If you haven’t heard, The Substance (2024) is a revelatory film, intimately connecting us with the silent and self-inflicted savagery behind a femininity sculpted to appear pristine; devoid of flaws, pain, or madness. Coralie Fargeat doesn’t give us no-bush, no-blood femininity. She gives us a broken toe in a ballet slipper. Molars removed to accentuate the cheekbones. Silicone buried under muscle. And poison injected between the eyes.
The plot follows Elisabeth Sparkle (Demi Moore), a Jane Fonda–esque aerobics instructor who is fired for committing the crime of turning 50, discarded by an industry that equates desirability with youth and treats aging as failure. In a desperate attempt to regain relevance, she turns to a black-market treatment known only as “the substance,” which promises to transform her into a younger, hotter version of herself, one who can re-enter Hollywood on acceptable terms.
Enter Sue (Margaret Qualley), Elisabeth’s newly generated other self: vibrant, elastic, entitled, hyper-visible. The catch is strict and clinical: the two must alternate existence on a rigid schedule, sharing one body across time. One lives while the other disappears. Balance, says the mysterious purveyor of this toxic-waste-coded serum, is survival. But balance cannot hold.

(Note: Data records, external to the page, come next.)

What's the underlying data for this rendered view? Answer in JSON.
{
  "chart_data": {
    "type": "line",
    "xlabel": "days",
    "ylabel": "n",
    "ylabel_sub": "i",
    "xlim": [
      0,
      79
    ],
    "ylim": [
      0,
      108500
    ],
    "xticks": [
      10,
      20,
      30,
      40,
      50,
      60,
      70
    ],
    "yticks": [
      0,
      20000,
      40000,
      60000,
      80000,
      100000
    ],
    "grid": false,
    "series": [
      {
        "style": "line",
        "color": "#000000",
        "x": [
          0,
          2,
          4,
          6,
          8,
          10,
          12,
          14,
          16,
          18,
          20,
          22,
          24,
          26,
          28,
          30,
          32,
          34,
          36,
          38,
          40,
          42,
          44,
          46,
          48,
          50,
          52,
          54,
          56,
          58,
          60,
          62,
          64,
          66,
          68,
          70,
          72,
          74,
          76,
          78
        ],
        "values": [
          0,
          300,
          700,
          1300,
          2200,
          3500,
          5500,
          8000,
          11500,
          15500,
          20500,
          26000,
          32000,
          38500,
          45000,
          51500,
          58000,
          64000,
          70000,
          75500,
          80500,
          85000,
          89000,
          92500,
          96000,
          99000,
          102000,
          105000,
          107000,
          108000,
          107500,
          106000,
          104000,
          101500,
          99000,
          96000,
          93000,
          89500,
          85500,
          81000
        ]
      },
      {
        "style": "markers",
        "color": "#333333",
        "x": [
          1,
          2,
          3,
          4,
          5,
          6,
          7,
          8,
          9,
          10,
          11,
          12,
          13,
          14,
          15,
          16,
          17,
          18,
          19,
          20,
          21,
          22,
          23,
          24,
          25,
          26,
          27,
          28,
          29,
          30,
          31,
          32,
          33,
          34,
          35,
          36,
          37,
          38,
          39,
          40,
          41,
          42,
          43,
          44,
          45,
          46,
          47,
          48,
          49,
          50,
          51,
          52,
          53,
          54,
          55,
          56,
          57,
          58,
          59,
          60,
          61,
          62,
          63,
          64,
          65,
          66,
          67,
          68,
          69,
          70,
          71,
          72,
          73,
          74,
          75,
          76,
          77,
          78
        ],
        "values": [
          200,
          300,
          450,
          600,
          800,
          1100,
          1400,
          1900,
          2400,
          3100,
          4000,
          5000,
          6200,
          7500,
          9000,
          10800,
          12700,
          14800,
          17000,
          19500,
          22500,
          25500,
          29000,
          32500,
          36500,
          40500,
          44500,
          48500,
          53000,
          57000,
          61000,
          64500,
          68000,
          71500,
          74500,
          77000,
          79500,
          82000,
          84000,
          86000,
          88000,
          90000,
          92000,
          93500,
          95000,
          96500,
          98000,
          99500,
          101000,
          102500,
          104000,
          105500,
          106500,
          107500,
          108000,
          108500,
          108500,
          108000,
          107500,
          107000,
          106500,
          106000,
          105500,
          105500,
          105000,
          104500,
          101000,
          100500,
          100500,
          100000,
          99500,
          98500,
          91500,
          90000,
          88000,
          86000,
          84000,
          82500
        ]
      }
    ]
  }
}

Through Elisabeth’s experience, we enter a Hell where fame is love, and love is death and we understand it because we live there too. To be a woman is to deal internally with the grotesque, the messy, the unspoken violence of making oneself desirable. It is to see the body as meat: trimmed, chopped, and pounded for the consumption of others. Ain’t nothing demure about it.
So many moments of self-loathing are experienced alone. They are decidedly forgotten, pushed into the dark.

Fargeat’s film says, “No. You must look. You must know yourself.”
I found myself saying, “I guess that’s self-hatred too,” again and again as the film peeled back layer after layer of woman’s artifice, revealing the compulsions we normalize and the quiet negotiations we make with our own bodies.

Campy, over-the-top, and told in the language of dreams, The Substance feeds us an important message with a spoonful of “oh my gawd, what am I even watching?! Did that face vagina just birth a titty?!” — it will change you.
This is not a movie. This is a spell.